MacLaughlan’s second eldest daughter, Rose Edna Ross, wrote down her family’s Halifax Explosion experiences. These are Edna’s words as forwarded to me by her granddaughter, Linda Harrington. (See Image 6 above)

“Just before war was declared in 1914, Dad opened a studio – he was a photographer – on the corner of Buckingham & Barrington, over the Royal Bank and Bea [Bertha] and I worked in the reception room awhile before she went to Normal College [Truro, N. S.] and I to [Maritime] Business College. I was there on the morning of the explosion- a Belgian Relief Ship and another loaded with explosives collided in the harbour. The North end of the city was partly destroyed and a great many people killed. No one at the College was seriously hurt, although a number of the windows were shattered. The College was about three miles from the Harbour. It happened about nine o'clock as we had all just taken our seats at the College and the teacher for our room came in just as the ships collided. We thought it was a bomb on our building and the teacher ordered us all to run outside and we could see the smoke.

I knew Bea had gone to Dad's studio uptown, so I went down and met her on Barrington St. coming for me. We went back to the Studio but Dad hadn't come in. Mr. Nason, who worked there had been in the developing room and had his head done up as he was cut when the skylight broke up, but not badly. We were living out at Armdale then, about five miles from Barrington St. and we had to walk home, as everything had closed in the city. The traffic was terrible- cars and trucks taking people, who had been hurt, to the hospitals. When we got home we found mama and sister Marguerite ok and Dad had been a few miles from the house on his way to work. He went back home to see if they were ok and then left for the city. Nearly all the windows in our home were shattered, but that was all the damage.

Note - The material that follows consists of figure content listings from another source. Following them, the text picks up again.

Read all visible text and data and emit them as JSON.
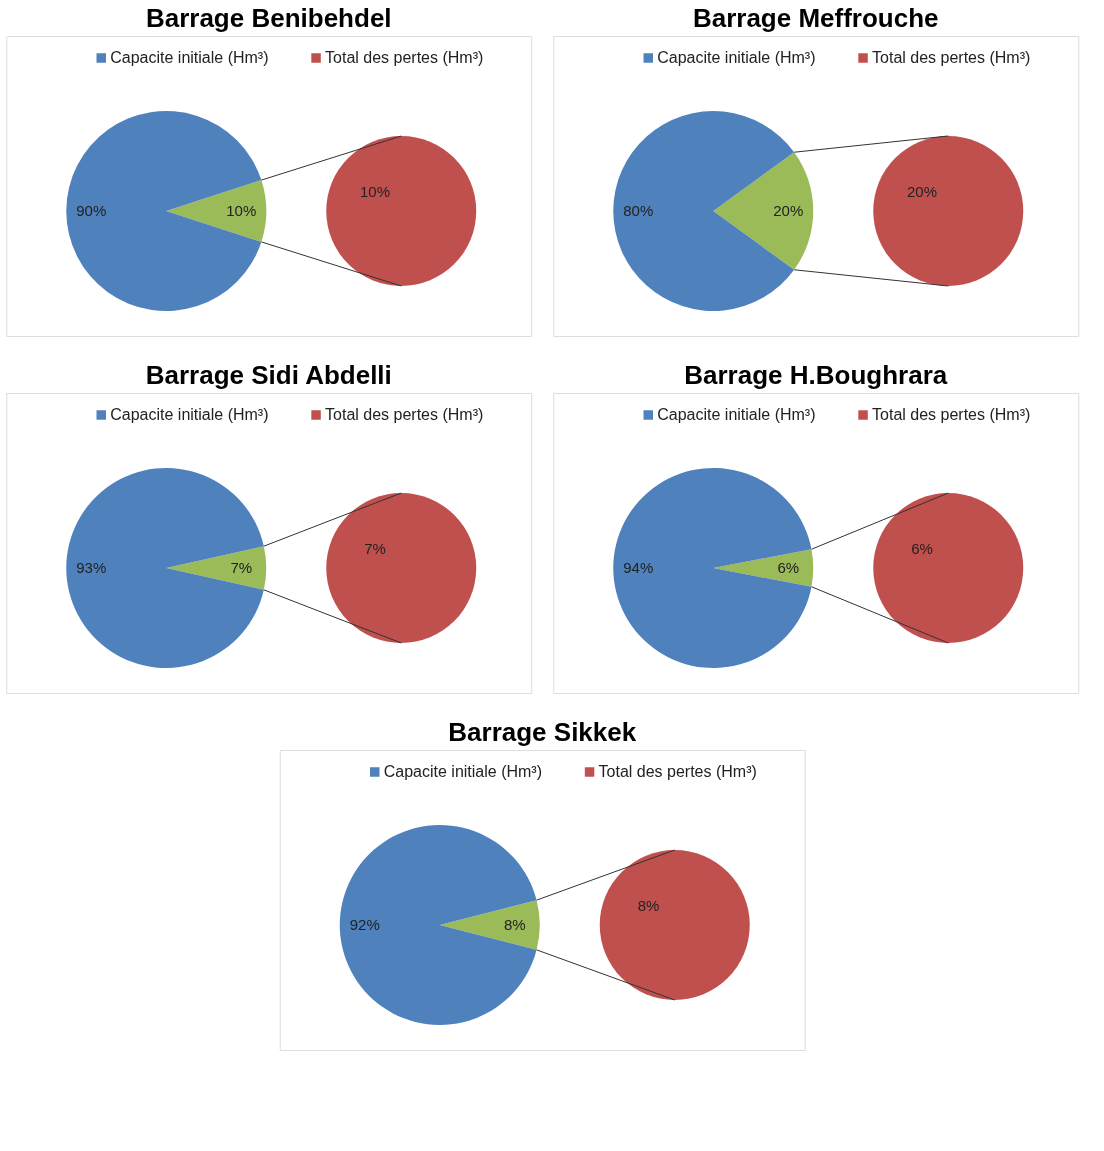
{
  "chart_data": [
    {
      "type": "pie",
      "title": "Barrage Benibehdel",
      "legend": "top",
      "categories": [
        "Capacite initiale (Hm³)",
        "Total des pertes (Hm³)"
      ],
      "series": [
        {
          "values": [
            90,
            10
          ],
          "colors": [
            "#4f81bd",
            "#9bbb59"
          ],
          "value_labels": [
            "90%",
            "10%"
          ]
        },
        {
          "values": [
            null,
            10
          ],
          "colors": [
            null,
            "#c0504d"
          ],
          "value_labels": [
            null,
            "10%"
          ]
        }
      ]
    },
    {
      "type": "pie",
      "title": "Barrage Meffrouche",
      "legend": "top",
      "categories": [
        "Capacite initiale (Hm³)",
        "Total des pertes (Hm³)"
      ],
      "series": [
        {
          "values": [
            80,
            20
          ],
          "colors": [
            "#4f81bd",
            "#9bbb59"
          ],
          "value_labels": [
            "80%",
            "20%"
          ]
        },
        {
          "values": [
            null,
            20
          ],
          "colors": [
            null,
            "#c0504d"
          ],
          "value_labels": [
            null,
            "20%"
          ]
        }
      ]
    },
    {
      "type": "pie",
      "title": "Barrage Sidi Abdelli",
      "legend": "top",
      "categories": [
        "Capacite initiale (Hm³)",
        "Total des pertes (Hm³)"
      ],
      "series": [
        {
          "values": [
            93,
            7
          ],
          "colors": [
            "#4f81bd",
            "#9bbb59"
          ],
          "value_labels": [
            "93%",
            "7%"
          ]
        },
        {
          "values": [
            null,
            7
          ],
          "colors": [
            null,
            "#c0504d"
          ],
          "value_labels": [
            null,
            "7%"
          ]
        }
      ]
    },
    {
      "type": "pie",
      "title": "Barrage H.Boughrara",
      "legend": "top",
      "categories": [
        "Capacite initiale (Hm³)",
        "Total des pertes (Hm³)"
      ],
      "series": [
        {
          "values": [
            94,
            6
          ],
          "colors": [
            "#4f81bd",
            "#9bbb59"
          ],
          "value_labels": [
            "94%",
            "6%"
          ]
        },
        {
          "values": [
            null,
            6
          ],
          "colors": [
            null,
            "#c0504d"
          ],
          "value_labels": [
            null,
            "6%"
          ]
        }
      ]
    },
    {
      "type": "pie",
      "title": "Barrage Sikkek",
      "legend": "top",
      "categories": [
        "Capacite initiale (Hm³)",
        "Total des pertes (Hm³)"
      ],
      "series": [
        {
          "values": [
            92,
            8
          ],
          "colors": [
            "#4f81bd",
            "#9bbb59"
          ],
          "value_labels": [
            "92%",
            "8%"
          ]
        },
        {
          "values": [
            null,
            8
          ],
          "colors": [
            null,
            "#c0504d"
          ],
          "value_labels": [
            null,
            "8%"
          ]
        }
      ]
    }
  ]
}
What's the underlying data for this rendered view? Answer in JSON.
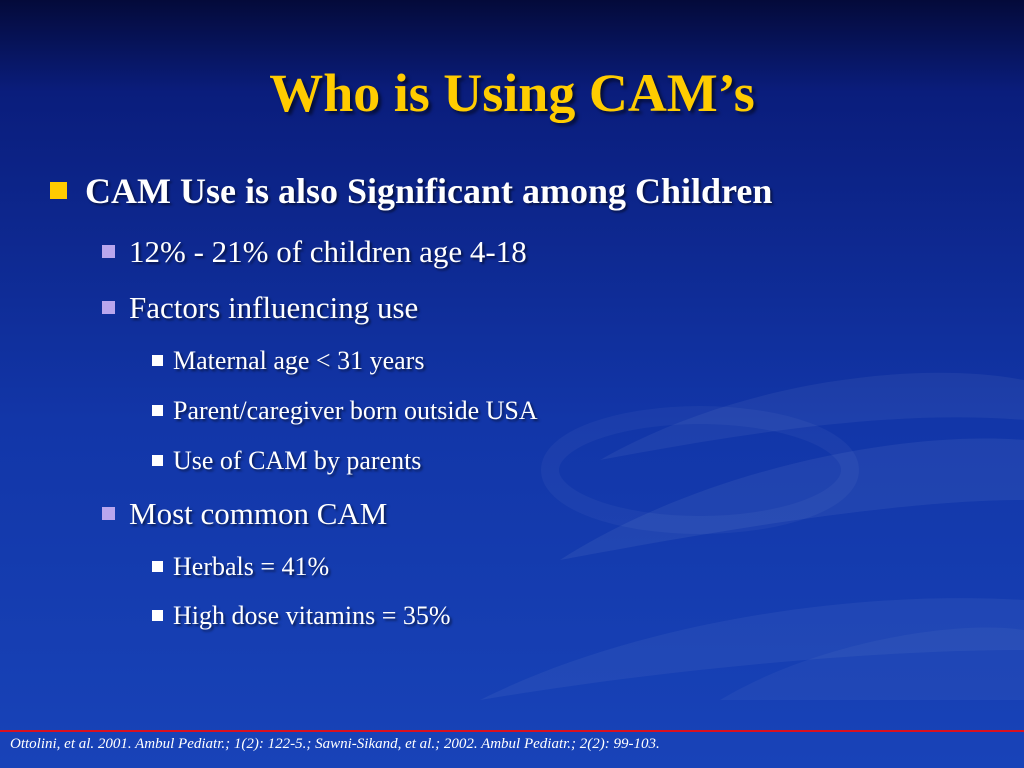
{
  "slide": {
    "title": "Who is Using CAM’s",
    "bullets": {
      "main": "CAM Use is also Significant among Children",
      "age_range": "12% - 21% of children age 4-18",
      "factors": "Factors influencing use",
      "factor_items": [
        "Maternal age < 31 years",
        "Parent/caregiver born outside USA",
        "Use of CAM by parents"
      ],
      "most_common": "Most common CAM",
      "common_items": [
        "Herbals = 41%",
        "High dose vitamins = 35%"
      ]
    },
    "footer": "Ottolini, et al. 2001. Ambul Pediatr.; 1(2): 122-5.; Sawni-Sikand, et al.; 2002. Ambul Pediatr.; 2(2): 99-103."
  },
  "colors": {
    "background_top": "#040a3a",
    "background_bottom": "#1843b8",
    "title": "#ffcc00",
    "level1_bullet": "#ffcc00",
    "level2_bullet": "#b9a6ee",
    "level3_bullet": "#ffffff",
    "footer_rule": "#d81020"
  }
}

Our cousin, Mary was living with us, since her mother had died and was working in a Halifax store- she was just going into the cloakroom when the explosion came. She wasn't hurt but Bea and I missed her and she had to walk home alone. That night her father arrived from New Glasgow to see how we were and stayed a few days. It was marvelous how soon the city was back to normal. The College was closed about a week, until the windows were repaired and we all went back to classes, except two girls who lived in the North end and their homes were destroyed and they apparently moved away.

A couple days after the explosion I worked at Camp Hill Hospital looking after children whose parents were either in hospital or killed. For a few days the hospitals, especially Camp Hill where I was, were packed- beds close together and quilts on the floor in the corners and three or four youngsters on them to be kept amused while their parents were treated or found. They were all so wonderful and good. Things were back to normal in no time at all.”

Rose died in 1998 at Great Village, Colchester County, Nova Scotia. She was 102.

Note: This is a corrected article. The original stated MacLaughlan moved with his family to Vancouver when he tried to establish his studio there in 1908.